Mayotte est un département et une région d’outre-mer (DROM) depuis maintenant cinq ans. Le problème, c’est qu’il est impossible de s’en rendre compte. Cet ensemble d’îles n’a rien à voir avec le reste de la République française. Le principe d’égalité y est une douce chimère. Le RSA local est deux fois inférieur au RSA métropolitain, tandis que le coût de la vie est plus élevé – du fait de l’importation des marchandises. La bouffe dans les hypermarchés est hors de prix, les produits frais sont souvent indisponibles et les loyers sont les mêmes qu’en métropole. Le Code du travail français ne s’applique pas intégralement, et un actif mahorais sur trois est au chômage. D’après une étude de l’Insee datée de 2012, 58 % des habitants en âge de travailler ne maîtrisent pas les compétences de base à l’écrit en français.
Quelques images estampillées TF1 des émeutes de Mayotte :
Les images plus calmes de France 3 :
Cette absence de perspectives explique en partie les scènes de guérilla urbaine qui se sont multipliées dans le département lors des dernières semaines. Depuis le début de la grève, les barrages routiers sont omniprésents. Il m’est arrivé de ne pas pouvoir rentrer chez moi entre deux nuits de travail à l’hôpital.

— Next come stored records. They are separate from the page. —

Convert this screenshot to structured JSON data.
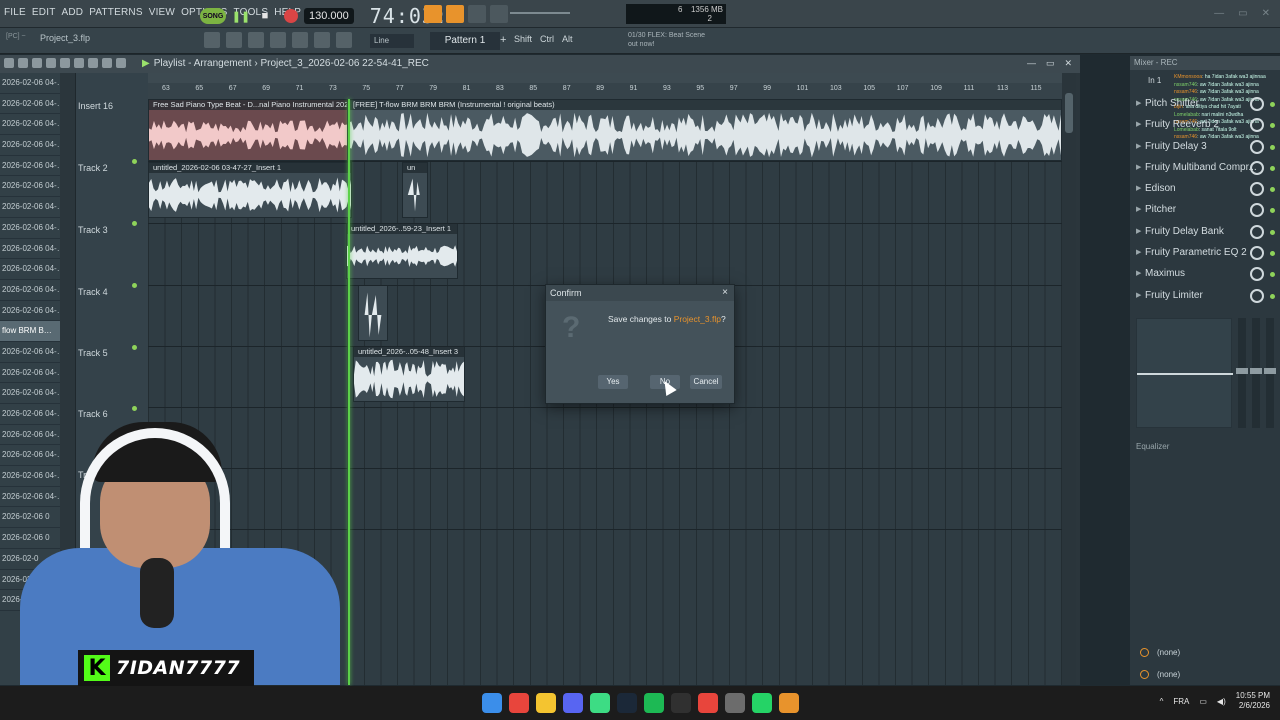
{
  "menubar": {
    "items": [
      "FILE",
      "EDIT",
      "ADD",
      "PATTERNS",
      "VIEW",
      "OPTIONS",
      "TOOLS",
      "HELP"
    ],
    "song_label": "SONG",
    "tempo": "130.000",
    "time": "74:03",
    "time_small": "21",
    "cpu": "6",
    "memory": "1356 MB",
    "polyphony": "2"
  },
  "toolbar2": {
    "pc_tag": "[PC] ~",
    "project_name": "Project_3.flp",
    "snap": "Line",
    "pattern": "Pattern 1",
    "pattern_add": "+",
    "mods": [
      "Shift",
      "Ctrl",
      "Alt"
    ],
    "hint_line1": "01/30  FLEX: Beat Scene",
    "hint_line2": "out now!"
  },
  "playlist": {
    "title_prefix": "Playlist - Arrangement",
    "title_sep": "›",
    "title_project": "Project_3_2026-02-06 22-54-41_REC",
    "ruler": [
      "63",
      "65",
      "67",
      "69",
      "71",
      "73",
      "75",
      "77",
      "79",
      "81",
      "83",
      "85",
      "87",
      "89",
      "91",
      "93",
      "95",
      "97",
      "99",
      "101",
      "103",
      "105",
      "107",
      "109",
      "111",
      "113",
      "115"
    ],
    "tracks": [
      "Insert 16",
      "Track 2",
      "Track 3",
      "Track 4",
      "Track 5",
      "Track 6",
      "Track 7"
    ],
    "left_items": [
      "2026-02-06 04-…",
      "2026-02-06 04-…",
      "2026-02-06 04-…",
      "2026-02-06 04-…",
      "2026-02-06 04-…",
      "2026-02-06 04-…",
      "2026-02-06 04-…",
      "2026-02-06 04-…",
      "2026-02-06 04-…",
      "2026-02-06 04-…",
      "2026-02-06 04-…",
      "2026-02-06 04-…",
      "flow BRM B…",
      "2026-02-06 04-…",
      "2026-02-06 04-…",
      "2026-02-06 04-…",
      "2026-02-06 04-…",
      "2026-02-06 04-…",
      "2026-02-06 04-…",
      "2026-02-06 04-…",
      "2026-02-06 04-…",
      "2026-02-06 0",
      "2026-02-06 0",
      "2026-02-0",
      "2026-02",
      "2026-02"
    ],
    "clips": [
      "Free Sad Piano Type Beat - D...nal Piano Instrumental 2022",
      "[FREE] T-flow BRM BRM BRM (Instrumental ! original beats)",
      "untitled_2026-02-06 03-47-27_Insert 1",
      "un",
      "untitled_2026-..59-23_Insert 1",
      "untitled_2026-..05-48_Insert 3"
    ]
  },
  "dialog": {
    "title": "Confirm",
    "close": "×",
    "icon": "?",
    "message_prefix": "Save changes to ",
    "message_file": "Project_3.flp",
    "message_suffix": "?",
    "yes": "Yes",
    "no": "No",
    "cancel": "Cancel"
  },
  "mixer": {
    "header": "Mixer - REC",
    "insert": "In 1",
    "fx": [
      "Pitch Shifter",
      "Fruity Reeverb 2",
      "Fruity Delay 3",
      "Fruity Multiband Compr...",
      "Edison",
      "Pitcher",
      "Fruity Delay Bank",
      "Fruity Parametric EQ 2",
      "Maximus",
      "Fruity Limiter"
    ],
    "eq_label": "Equalizer",
    "none1": "(none)",
    "none2": "(none)",
    "chat": [
      {
        "user": "KMmonsooa",
        "msg": "ha 7idan 3afak wa3 ajinnaa"
      },
      {
        "user": "nssam746",
        "msg": "aw 7idan 3afak wa3 ajinna"
      },
      {
        "user": "nssam746",
        "msg": "aw 7idan 3afak wa3 ajinna"
      },
      {
        "user": "nssam746",
        "msg": "aw 7idan 3afak wa3 ajinna"
      },
      {
        "user": "bijin",
        "msg": "ana dltiya chad hit 7ayati"
      },
      {
        "user": "Lomelabab",
        "msg": "nari malini n3wdha"
      },
      {
        "user": "nssam746",
        "msg": "aw 7idan 3afak wa3 ajinna"
      },
      {
        "user": "Lomelabab",
        "msg": "sanat 7itala 9olt"
      },
      {
        "user": "nssam746",
        "msg": "aw 7idan 3afak wa3 ajinna"
      }
    ]
  },
  "streamer": {
    "name": "7IDAN7777",
    "logo_letter": "K"
  },
  "taskbar": {
    "lang": "FRA",
    "time": "10:55 PM",
    "date": "2/6/2026",
    "icons": [
      "windows-start-icon",
      "chrome-icon",
      "file-explorer-icon",
      "discord-icon",
      "apps-icon",
      "steam-icon",
      "spotify-icon",
      "obs-icon",
      "chrome-alt-icon",
      "settings-icon",
      "whatsapp-icon",
      "fl-studio-icon"
    ]
  },
  "colors": {
    "accent_orange": "#e8932c",
    "playhead_green": "#5cd14a",
    "kick_green": "#53fc18"
  }
}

Pourtant, je ne vis à Mayotte que depuis mars dernier. Avant cela, j’étais infirmière à Paris. J’y ai passé deux ans, mais j’ai voulu changer d’air. J’avais hésité à me lancer dans l’humanitaire, mais je manquais d’expérience. Par la suite, je m’étais intéressée aux territoires d’outre-mer – ceux que l’on appelle officiellement les DROM/COM. J’avais eu vent de la situation à Mayotte. À cause de la précarité qui règne sur l’île, les postes sont souvent vacants.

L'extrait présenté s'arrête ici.